Monday, January 20, 2014

I am Hangry!!

I am Hangry.  Hangry is this ugly combination of anger caused by being hungry.  I am hangry.  Why you ask.  Against my will, my coworkers made me sign up for Weight Watchers.  You've heard of it, with their Jessica Simpsons and that black actress/singer whose name I can't remember right now because I am hangry.  I can't think when I am hangry.

So maybe my coworkers didn't force me against my will.  I mean, they didn't take their big ole butts and sit on me until I did it.  No, we agreed as a group that we should eat better and be healthier and I begrudgingly agreed.  Since The Smooch and I got married, I have gained about..... ok, I can't say it here.  But just now that the number is close to my age.  The nurse at the doctors office calls this happy weight.  Weight you gain because you are happily in love.  But this happy weight is not making me feel very happy.  It is making me feel old and fat and out of shape.  Should I have to take a nap every time I climb a set of stairs?  So it is time to lose the happy weight.

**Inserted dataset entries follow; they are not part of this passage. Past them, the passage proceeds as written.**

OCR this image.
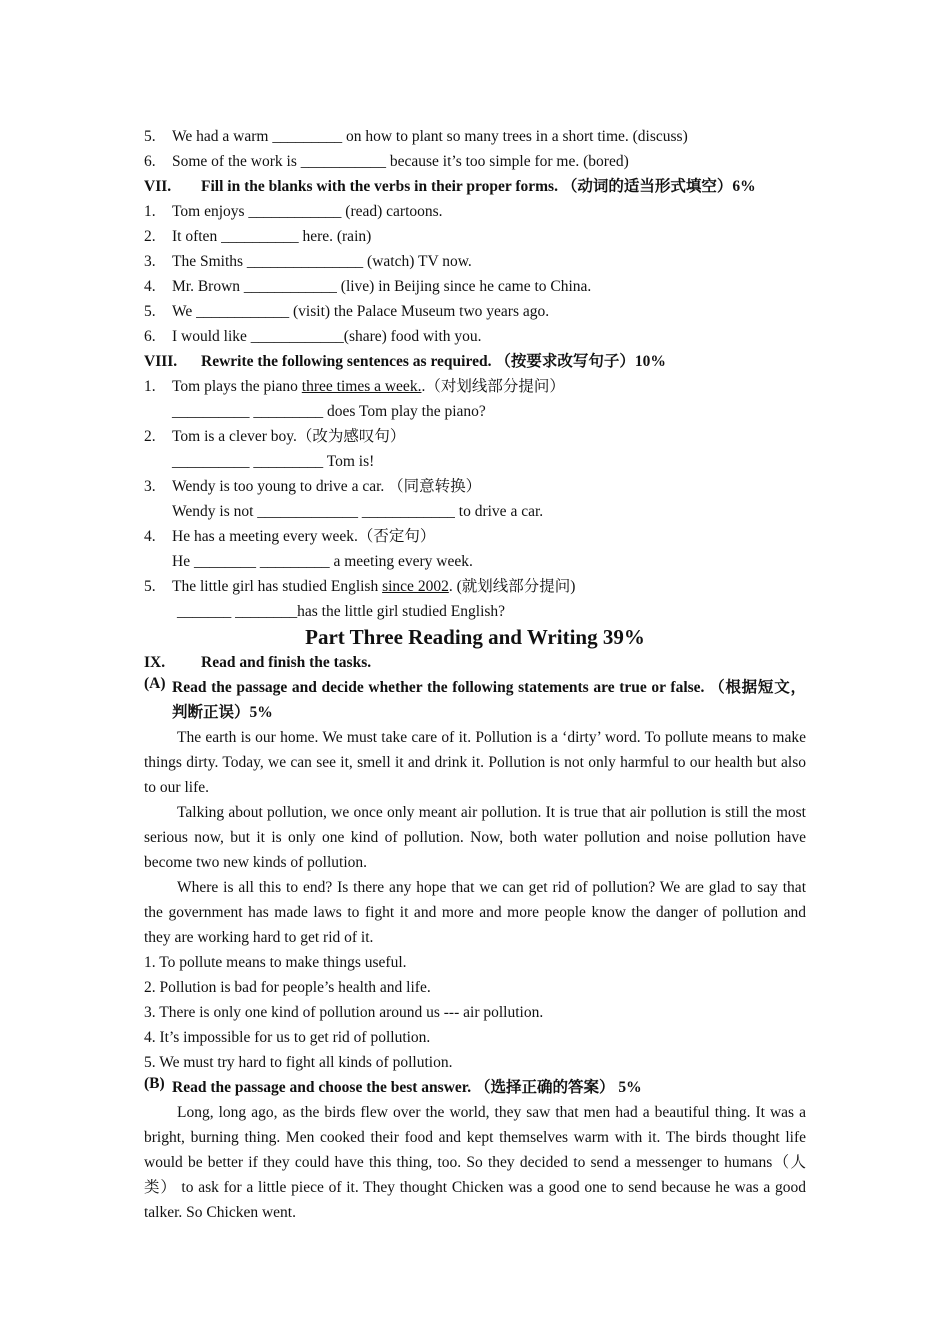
5. We had a warm _________ on how to plant so many trees in a short time. (discuss)
6. Some of the work is ___________ because it’s too simple for me. (bored)
VII. Fill in the blanks with the verbs in their proper forms. （动词的适当形式填空）6%
1. Tom enjoys ____________ (read) cartoons.
2. It often __________ here. (rain)
3. The Smiths _______________ (watch) TV now.
4. Mr. Brown ____________ (live) in Beijing since he came to China.
5. We ____________ (visit) the Palace Museum two years ago.
6. I would like ____________(share) food with you.
VIII. Rewrite the following sentences as required. （按要求改写句子）10%
1. Tom plays the piano three times a week..（对划线部分提问）
__________ _________ does Tom play the piano?
2. Tom is a clever boy.（改为感叹句）
__________ _________ Tom is!
3. Wendy is too young to drive a car. （同意转换）
Wendy is not _____________ ____________ to drive a car.
4. He has a meeting every week.（否定句）
He ________ _________ a meeting every week.
5. The little girl has studied English since 2002. (就划线部分提问)
_______ ________has the little girl studied English?
Part Three Reading and Writing 39%
IX. Read and finish the tasks.
(A) Read the passage and decide whether the following statements are true or false. （根据短文，判断正误）5%
The earth is our home. We must take care of it. Pollution is a ‘dirty’ word. To pollute means to make things dirty. Today, we can see it, smell it and drink it. Pollution is not only harmful to our health but also to our life.
Talking about pollution, we once only meant air pollution. It is true that air pollution is still the most serious now, but it is only one kind of pollution. Now, both water pollution and noise pollution have become two new kinds of pollution.
Where is all this to end? Is there any hope that we can get rid of pollution? We are glad to say that the government has made laws to fight it and more and more people know the danger of pollution and they are working hard to get rid of it.
1. To pollute means to make things useful.
2. Pollution is bad for people’s health and life.
3. There is only one kind of pollution around us --- air pollution.
4. It’s impossible for us to get rid of pollution.
5. We must try hard to fight all kinds of pollution.
(B) Read the passage and choose the best answer. （选择正确的答案） 5%
Long, long ago, as the birds flew over the world, they saw that men had a beautiful thing. It was a bright, burning thing. Men cooked their food and kept themselves warm with it. The birds thought life would be better if they could have this thing, too. So they decided to send a messenger to humans（人类） to ask for a little piece of it. They thought Chicken was a good one to send because he was a good talker. So Chicken went.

A while back, I decided that It's Time To Buy Lycra Or To Start Working Out.  So I bought some lycra.  The other day I was telling The Smooch that I was feeling a little self conscious about my weight.  He suggested that if I was feeling self conscious, I should where my lycra.  At which point I lifted up my shirt and said what the f*&# does this look like, then I ran out in tears.  I was already wearing it.  He ran out of the room yelling "This is why I hate it when you ask me questions!"  Poor Smooch.

So I joined Weight Watchers.  This is the start of my third week.  I think that the first two weeks are the hardest.  Your body is adjusting to eating 1/4 of the food you were eating before.  I have to tell you that those first two weeks were really hard.  Every day, I pass this billboard on my way to work.  The billboard says that 1 in 4 children are hungry.  I eat breakfast at work so the drive to work is awful and the HANGRY level is high.  So every time I see this billboard, I can't help but think, I am that child thanks to Weight Watchers.  This is a bad joke and I now that.  Please don't send me hate mail.  But in my hangry, pre-breakfast state, I hate that billboard. 

I think that maybe I would rather be fat and eat.  I do love food.  I love all the great combinations of local food Columbus, Ohio has to offer.  I love going to the farmer's market and trying all the new flavors of local cheeses and honeys.  And I love the local bakeries.  I love try some new sweet concoction.  I don't even know how to begin calculating the points for that.  I only know how to calculate the items of the processed food I get at the grocery store.  And that is only because they have barcodes and Weight Watchers calculates the points for me when I scan the barcode.  How do I figure out the points to a homemade baguette and that delicious local chèvre cheese?

But I am starting my third week and I am feeling better.  I am even losing a little weight.  But I realized something.  I think that maybe the only thing holding my boobs up is the supportive shelf that my stomach has created.  If I lose weight, will my boobs drop to my belly button?  My boobs held themselves up in my 20s but now that I am in my thirties, gravity has started to take hold of them.  When I run, I have to hold my boobs in place so they don't bounce around so much.  Do you know how hard it is to run while holding your boobs.  This is why I don't run.  That and my Tricknee.  If I were to run, I would probably just fall down.

Before - Perky breasts sit on the belly shelf.  Disregard the mangled arms.

After - Skinny but my boobs go to belly button

So join me in this adventure if you will.  But feel free to join me in spirit alone.  And each time you eat something without thinking of the points, think of me.  And please forgive me if I seem hangry and grouchy.